Now a days,probiotics are so much prevalent as either medicine or in food as it is being thought that probiotic with so-called beneficial bacteria are supposed to treat everything from constipation to obesity to depression. In addition to foods traditionally prepared with live bacterial cultures (such as yogurt and other fermented dairy products), consumers can now purchase probiotic capsules and pills, fruit juices, cereals, sausages, cookies, candy, granola bars and pet food. Indeed, the popularity of probiotics has grown so much in recent years that manufacturers have even added the microorganisms to cosmetics and mattresses.
        But if we study the science underlying microbe-based treatments, we find that most of the health claims for probiotics are pure hype. The majority of studies to date have failed to reveal any benefits in individuals who are already healthy. The bacteria seem to help only those people suffering from a few specific intestinal disorders. “There is no evidence to suggest that people with normal gastrointestinal tracts can benefit from taking probiotics,” says Matthew Ciorba, a gastroenterologist at Washington University.
                     This story has played out before, most notably with vitamin supplements, which decades of research have revealed to be completely unnecessary for most adults and, in some cases, dangerous, correlating with higher rates of lung, breast and prostate cancers. But that has not stopped marketers from pushing another nutritional craze. According to a National Institutes of Health survey, the number of adults in the U.S. taking probiotics or their cousins, prebiotics (typically nondigestible fibers that favor the development of gut bacteria), more than quadrupled between 2007 and 2012, from 865,000 people to nearly four million. San Francisco–based business consulting firm Grand View Research estimates that the global probiotics market exceeded $35 billion in 2015 and predicts that it will reach $66 billion by 2024.

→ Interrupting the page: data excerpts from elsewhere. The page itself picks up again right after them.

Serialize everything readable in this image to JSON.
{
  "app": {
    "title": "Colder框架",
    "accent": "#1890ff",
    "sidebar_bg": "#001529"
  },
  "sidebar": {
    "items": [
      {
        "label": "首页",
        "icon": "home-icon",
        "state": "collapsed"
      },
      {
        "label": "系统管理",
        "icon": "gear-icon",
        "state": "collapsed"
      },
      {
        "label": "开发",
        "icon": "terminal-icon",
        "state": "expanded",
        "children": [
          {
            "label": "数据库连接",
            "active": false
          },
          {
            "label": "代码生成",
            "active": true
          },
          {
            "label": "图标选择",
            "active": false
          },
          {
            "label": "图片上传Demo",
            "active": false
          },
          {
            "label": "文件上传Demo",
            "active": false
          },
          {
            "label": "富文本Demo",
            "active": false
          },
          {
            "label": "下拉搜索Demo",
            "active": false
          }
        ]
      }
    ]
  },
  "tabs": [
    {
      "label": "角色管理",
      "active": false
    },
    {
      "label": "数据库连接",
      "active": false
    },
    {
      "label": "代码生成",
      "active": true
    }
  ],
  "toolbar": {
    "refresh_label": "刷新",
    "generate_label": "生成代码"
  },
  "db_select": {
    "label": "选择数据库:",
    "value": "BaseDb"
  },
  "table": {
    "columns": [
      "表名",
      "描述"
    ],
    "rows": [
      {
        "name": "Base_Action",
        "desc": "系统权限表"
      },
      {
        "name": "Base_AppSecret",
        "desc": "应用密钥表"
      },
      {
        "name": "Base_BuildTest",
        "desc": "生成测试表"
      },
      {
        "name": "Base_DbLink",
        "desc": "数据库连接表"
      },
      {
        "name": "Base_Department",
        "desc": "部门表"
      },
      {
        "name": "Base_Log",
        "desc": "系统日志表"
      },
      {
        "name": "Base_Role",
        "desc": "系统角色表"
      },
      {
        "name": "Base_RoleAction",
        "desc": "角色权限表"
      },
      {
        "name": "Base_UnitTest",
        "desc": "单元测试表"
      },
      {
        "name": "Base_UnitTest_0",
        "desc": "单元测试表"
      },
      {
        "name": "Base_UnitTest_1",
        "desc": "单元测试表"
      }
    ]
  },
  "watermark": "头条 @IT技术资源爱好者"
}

                  The human gastrointestinal system contains about 39 trillion bacteria, according to the latest estimate, most of which reside in the large intestine. In the past 15 years researchers have established that many of these commensal microbes are essential for health. Collectively, they crowd out harmful microbial invaders, break down fibrous foods into more digestible components and produce vitamins such as K and B12.The idea that consuming probiotics can boost the ability of already well-functioning native bacteria to promote general health is dubious for a couple of reasons. Manufacturers of probiotics often select specific bacterial strains for their products because they know how to grow them in large numbers, not because they are adapted to the human gut or known to improve health. The particular strains of Bifidobacterium  or  Lactobacillus  that are typically found in many yogurts and pills may not be the same kind that can survive the highly acidic environment of the human stomach and from there colonize the gut.Even if some of the bacteria in a probiotic managed to survive and propagate in the intestine, there would likely be far too few of them to dramatically alter the overall composition of one's internal ecosystem. Whereas the human gut contains tens of trillions of bacteria, there are only between 100 million and a few hundred billion bacteria in a typical serving of yogurt or a microbe-filled pill. Despite a growing sense that probiotics do not offer anything of substance to individuals who are already healthy, researchers have documented some benefits for people with certain conditions.
           But it is true that as per several combined analyses of dozens of studies have concluded that probiotics may help prevent some common side effects of treatment with antibiotics. Normally the body just needs to grab a few bacteria from the environment to reestablish a healthy microbiome. But sometimes the emptied niches get filled up with harmful bacteria that secrete toxins, causing inflammation in the intestine and triggering diarrhea. Adding yogurt or other probiotics—especially the kinds that contain Lactobacillus—during and after a course of antibiotics seems to decrease the chances of subsequently developing these opportunistic infections.